10 The righteous care for the needs of their animals, but the kindest acts of the wicked are cruel.

12 The wicked desire the stronghold of evildoers, but the root of the righteous endures.

21 No harm overtakes the righteous, but the wicked have their fill of trouble.

22 The Lord detests lying lips, but he delights in people who are trustworthy.

26 The righteous choose their friends carefully, but the way of the wicked leads them astray.

28 In the way of righteousness there is life; along that path is immortality.

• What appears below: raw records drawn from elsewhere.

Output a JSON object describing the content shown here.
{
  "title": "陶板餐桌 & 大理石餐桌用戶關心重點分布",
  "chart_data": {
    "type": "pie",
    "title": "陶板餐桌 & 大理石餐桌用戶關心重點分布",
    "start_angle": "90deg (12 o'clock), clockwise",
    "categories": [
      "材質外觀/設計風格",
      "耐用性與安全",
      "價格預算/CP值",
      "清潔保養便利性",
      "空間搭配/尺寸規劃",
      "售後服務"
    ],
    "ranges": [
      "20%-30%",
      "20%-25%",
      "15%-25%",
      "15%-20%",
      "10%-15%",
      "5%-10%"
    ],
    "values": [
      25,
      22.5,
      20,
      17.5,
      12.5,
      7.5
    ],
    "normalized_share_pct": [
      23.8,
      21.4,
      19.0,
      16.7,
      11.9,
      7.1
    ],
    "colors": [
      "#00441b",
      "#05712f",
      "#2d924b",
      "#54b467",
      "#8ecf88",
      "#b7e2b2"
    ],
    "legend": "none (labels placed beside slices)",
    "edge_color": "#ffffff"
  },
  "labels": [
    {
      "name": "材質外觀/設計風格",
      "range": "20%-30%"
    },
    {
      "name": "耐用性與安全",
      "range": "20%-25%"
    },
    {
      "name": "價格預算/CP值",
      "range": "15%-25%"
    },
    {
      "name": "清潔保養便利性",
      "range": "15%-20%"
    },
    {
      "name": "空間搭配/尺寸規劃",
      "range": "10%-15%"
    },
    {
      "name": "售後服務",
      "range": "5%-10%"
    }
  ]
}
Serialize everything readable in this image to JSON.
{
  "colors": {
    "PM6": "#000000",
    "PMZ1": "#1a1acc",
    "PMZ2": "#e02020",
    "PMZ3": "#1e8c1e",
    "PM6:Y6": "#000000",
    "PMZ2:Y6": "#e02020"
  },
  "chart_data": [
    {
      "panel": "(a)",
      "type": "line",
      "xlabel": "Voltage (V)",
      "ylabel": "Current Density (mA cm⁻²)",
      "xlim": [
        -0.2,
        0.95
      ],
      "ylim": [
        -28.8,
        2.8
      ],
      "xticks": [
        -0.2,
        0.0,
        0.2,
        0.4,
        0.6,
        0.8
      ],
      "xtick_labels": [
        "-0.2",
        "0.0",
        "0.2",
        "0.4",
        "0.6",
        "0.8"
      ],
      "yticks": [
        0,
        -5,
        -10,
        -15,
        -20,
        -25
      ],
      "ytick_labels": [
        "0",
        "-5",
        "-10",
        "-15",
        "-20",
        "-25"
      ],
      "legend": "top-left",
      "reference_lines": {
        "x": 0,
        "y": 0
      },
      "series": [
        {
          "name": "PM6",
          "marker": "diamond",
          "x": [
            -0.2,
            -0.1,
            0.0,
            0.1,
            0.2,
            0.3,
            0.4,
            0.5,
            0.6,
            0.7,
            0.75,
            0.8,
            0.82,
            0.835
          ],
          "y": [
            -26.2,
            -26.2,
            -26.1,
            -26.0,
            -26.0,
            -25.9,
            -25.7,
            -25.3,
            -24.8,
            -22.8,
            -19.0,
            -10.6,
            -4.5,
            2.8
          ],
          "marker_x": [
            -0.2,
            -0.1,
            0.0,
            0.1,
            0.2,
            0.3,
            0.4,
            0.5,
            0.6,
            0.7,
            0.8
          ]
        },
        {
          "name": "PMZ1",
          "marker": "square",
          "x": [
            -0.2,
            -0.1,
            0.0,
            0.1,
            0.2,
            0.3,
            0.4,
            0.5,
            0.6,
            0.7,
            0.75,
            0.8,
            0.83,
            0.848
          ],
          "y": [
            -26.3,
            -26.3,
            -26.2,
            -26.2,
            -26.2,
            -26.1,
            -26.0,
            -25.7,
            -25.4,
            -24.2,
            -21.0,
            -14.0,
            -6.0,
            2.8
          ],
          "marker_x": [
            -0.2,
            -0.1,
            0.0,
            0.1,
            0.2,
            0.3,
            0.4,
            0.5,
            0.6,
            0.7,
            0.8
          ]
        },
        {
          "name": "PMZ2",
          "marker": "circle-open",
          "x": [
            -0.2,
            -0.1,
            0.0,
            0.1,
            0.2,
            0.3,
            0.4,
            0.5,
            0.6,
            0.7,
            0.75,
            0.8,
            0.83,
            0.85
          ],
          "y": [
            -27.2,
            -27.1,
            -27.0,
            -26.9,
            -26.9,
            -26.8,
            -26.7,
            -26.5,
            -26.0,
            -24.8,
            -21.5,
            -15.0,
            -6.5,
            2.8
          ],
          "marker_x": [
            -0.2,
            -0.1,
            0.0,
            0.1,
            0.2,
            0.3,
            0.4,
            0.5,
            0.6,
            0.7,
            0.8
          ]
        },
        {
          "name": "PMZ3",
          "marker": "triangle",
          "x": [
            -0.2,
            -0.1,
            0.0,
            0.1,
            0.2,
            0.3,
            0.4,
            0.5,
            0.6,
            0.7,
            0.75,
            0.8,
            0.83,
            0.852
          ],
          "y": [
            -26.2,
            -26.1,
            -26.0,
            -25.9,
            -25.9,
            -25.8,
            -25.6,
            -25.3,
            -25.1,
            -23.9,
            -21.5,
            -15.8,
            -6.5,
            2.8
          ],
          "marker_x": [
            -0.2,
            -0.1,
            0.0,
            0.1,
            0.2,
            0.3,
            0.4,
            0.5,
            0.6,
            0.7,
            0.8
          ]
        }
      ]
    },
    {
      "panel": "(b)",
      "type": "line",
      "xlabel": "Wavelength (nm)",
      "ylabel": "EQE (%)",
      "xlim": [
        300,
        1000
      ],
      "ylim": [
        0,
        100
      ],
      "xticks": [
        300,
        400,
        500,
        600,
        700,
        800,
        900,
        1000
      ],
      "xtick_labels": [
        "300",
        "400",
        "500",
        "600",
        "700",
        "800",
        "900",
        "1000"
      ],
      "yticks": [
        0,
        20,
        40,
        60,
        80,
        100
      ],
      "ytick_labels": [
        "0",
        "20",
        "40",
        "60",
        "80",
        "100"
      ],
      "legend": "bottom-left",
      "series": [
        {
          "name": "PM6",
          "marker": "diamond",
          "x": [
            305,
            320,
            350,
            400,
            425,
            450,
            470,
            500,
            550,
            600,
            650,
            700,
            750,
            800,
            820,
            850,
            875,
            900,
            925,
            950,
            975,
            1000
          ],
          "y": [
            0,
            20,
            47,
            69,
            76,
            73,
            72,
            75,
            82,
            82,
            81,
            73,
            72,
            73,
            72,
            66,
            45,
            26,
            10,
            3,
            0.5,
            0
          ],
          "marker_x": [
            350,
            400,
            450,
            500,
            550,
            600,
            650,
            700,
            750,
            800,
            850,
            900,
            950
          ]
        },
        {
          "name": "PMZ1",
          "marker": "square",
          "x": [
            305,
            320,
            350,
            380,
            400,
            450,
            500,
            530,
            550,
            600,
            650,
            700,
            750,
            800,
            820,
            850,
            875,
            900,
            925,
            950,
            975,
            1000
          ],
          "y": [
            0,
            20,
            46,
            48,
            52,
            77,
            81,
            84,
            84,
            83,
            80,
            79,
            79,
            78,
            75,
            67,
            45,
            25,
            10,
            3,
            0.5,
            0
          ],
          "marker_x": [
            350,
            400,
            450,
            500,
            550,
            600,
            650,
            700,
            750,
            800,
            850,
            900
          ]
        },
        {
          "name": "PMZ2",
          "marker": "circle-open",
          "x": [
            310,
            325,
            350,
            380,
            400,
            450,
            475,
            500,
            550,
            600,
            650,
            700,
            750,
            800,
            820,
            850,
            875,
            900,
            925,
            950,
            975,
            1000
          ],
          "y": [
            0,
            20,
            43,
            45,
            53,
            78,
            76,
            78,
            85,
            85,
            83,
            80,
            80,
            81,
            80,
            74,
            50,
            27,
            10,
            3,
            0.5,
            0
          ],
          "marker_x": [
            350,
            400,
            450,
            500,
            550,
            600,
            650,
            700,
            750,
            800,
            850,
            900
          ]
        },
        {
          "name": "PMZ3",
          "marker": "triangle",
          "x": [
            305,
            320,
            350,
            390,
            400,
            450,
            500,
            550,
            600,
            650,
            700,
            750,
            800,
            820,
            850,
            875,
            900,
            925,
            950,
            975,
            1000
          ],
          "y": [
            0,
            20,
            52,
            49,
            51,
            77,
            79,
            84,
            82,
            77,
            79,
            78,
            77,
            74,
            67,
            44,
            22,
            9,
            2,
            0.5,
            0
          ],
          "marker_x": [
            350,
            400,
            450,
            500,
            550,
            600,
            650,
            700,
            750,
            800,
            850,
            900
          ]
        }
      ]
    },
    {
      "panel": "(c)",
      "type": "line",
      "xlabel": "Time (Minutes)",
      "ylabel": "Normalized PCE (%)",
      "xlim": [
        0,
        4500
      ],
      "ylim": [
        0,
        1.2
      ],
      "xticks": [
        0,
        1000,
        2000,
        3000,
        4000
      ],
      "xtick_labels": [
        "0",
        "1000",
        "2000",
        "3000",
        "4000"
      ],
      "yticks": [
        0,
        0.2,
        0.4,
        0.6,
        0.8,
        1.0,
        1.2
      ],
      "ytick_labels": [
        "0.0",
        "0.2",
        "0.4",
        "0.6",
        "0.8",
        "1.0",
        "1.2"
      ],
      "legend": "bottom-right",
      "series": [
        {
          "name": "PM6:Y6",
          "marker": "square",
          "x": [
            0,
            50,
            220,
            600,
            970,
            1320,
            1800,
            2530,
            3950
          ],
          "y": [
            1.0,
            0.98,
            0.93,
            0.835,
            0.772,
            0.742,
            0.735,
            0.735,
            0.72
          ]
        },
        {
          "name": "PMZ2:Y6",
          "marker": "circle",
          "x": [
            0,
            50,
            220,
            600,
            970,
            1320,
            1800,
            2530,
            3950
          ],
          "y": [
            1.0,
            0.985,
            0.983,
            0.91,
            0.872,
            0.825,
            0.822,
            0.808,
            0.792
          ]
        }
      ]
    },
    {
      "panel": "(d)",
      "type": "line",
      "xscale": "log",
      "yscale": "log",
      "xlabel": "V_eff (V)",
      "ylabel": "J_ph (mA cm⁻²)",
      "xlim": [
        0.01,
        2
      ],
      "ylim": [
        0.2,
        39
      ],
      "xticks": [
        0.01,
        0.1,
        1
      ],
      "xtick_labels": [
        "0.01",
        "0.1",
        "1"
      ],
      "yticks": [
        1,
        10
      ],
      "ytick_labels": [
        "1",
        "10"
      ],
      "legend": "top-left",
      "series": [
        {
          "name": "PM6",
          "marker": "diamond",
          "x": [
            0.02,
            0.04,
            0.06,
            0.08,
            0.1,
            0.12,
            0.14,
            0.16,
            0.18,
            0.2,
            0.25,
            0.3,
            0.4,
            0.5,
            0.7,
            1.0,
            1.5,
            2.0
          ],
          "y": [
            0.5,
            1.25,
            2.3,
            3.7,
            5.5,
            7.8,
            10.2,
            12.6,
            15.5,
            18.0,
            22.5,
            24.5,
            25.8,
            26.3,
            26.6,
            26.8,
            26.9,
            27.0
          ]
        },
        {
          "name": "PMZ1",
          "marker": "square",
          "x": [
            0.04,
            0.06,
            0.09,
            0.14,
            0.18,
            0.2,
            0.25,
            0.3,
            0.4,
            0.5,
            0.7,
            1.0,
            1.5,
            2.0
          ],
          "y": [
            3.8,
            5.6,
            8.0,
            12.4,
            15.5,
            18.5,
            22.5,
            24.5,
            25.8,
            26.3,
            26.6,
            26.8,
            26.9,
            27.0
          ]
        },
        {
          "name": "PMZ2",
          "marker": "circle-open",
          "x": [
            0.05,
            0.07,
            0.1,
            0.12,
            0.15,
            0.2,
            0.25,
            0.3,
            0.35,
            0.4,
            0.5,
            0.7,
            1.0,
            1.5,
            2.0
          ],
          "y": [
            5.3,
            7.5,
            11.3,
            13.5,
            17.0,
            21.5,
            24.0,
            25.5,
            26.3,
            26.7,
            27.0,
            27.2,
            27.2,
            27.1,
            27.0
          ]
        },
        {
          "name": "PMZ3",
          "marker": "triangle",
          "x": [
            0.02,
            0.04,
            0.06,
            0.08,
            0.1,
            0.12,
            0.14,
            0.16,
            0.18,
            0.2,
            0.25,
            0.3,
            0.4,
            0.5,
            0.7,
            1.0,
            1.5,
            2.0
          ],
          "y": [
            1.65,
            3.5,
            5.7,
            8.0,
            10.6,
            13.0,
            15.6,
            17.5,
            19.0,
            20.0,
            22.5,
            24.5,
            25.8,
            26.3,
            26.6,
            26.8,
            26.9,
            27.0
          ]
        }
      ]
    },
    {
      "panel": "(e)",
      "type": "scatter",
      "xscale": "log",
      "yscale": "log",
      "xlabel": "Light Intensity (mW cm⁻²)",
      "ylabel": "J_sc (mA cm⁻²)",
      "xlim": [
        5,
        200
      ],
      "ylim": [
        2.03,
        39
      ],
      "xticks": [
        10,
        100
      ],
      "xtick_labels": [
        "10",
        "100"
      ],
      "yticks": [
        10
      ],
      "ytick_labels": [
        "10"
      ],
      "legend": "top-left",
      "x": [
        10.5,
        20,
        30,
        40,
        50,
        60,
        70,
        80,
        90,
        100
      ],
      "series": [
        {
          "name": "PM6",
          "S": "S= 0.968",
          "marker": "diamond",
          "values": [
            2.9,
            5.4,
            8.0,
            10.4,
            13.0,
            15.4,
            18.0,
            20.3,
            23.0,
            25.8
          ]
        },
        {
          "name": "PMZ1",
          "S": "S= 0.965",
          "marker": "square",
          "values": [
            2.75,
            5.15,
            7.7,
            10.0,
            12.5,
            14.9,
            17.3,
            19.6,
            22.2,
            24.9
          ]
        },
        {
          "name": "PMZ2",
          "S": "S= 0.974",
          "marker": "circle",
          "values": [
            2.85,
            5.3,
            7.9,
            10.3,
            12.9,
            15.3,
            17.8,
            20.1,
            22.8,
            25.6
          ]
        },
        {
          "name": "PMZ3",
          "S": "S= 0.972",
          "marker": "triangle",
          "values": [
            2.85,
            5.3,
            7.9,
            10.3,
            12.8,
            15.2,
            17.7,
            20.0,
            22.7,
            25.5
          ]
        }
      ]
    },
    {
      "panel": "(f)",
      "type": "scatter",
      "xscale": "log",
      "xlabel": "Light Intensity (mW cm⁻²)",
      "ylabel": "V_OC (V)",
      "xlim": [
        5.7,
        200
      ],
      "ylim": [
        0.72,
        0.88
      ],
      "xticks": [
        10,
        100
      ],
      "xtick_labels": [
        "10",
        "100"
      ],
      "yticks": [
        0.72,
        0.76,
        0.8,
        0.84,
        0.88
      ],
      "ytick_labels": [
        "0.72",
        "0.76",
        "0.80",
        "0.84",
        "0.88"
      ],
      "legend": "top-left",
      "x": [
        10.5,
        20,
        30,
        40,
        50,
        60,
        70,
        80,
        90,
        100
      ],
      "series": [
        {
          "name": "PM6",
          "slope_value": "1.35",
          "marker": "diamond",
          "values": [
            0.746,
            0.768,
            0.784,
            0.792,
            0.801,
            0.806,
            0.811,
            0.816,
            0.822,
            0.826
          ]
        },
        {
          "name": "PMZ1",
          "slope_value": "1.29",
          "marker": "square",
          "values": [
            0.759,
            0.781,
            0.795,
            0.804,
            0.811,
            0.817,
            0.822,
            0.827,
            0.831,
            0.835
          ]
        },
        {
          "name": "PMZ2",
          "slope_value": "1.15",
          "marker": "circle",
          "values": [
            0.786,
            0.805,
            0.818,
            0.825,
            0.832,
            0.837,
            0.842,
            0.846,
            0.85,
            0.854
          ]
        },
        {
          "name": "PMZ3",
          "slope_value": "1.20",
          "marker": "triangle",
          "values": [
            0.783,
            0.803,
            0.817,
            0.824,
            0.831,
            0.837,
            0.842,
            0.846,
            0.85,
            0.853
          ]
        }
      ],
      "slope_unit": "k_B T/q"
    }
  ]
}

Have you ever noticed that wicked people always fail? They always get what’s coming to them. Most of the destitute got that way through their wicked ways and business dealings. Right, no, we see the opposite. So how wise was Solomon? This is one of those “take the long view” passages or have God’s priorities. I can’t promise you that they’ll all “get what’s coming to them” on Judgement Day. God’s made it pretty clear that it’s not our business. Don’t worry about the wicked, worry about being or becoming the wicked. The focus is on the foundations and roots that the wicked have. When trouble comes and wipes away all you have built. The righteous have a foundation of which they can rebuild.

How can we say the house of the righteous stands firm, when we see good people fail? We can rebuild. It may take the help of those who honestly care about us, it may take the kindness of strangers, it may take a little energon and a lot of luck, it may take relentless effort to claw back to where you were, but a strong foundation will let you rebuild or build new. Focus on building that, and ignore the wicked, they’ve got all their fill of trouble to deal with anyway.

Father, quiet my mind and give me patience. Teach me to hear and crave what is good, and to filter out what is not. Show me how to build a strong foundation, so that I can weather any storm. Amen.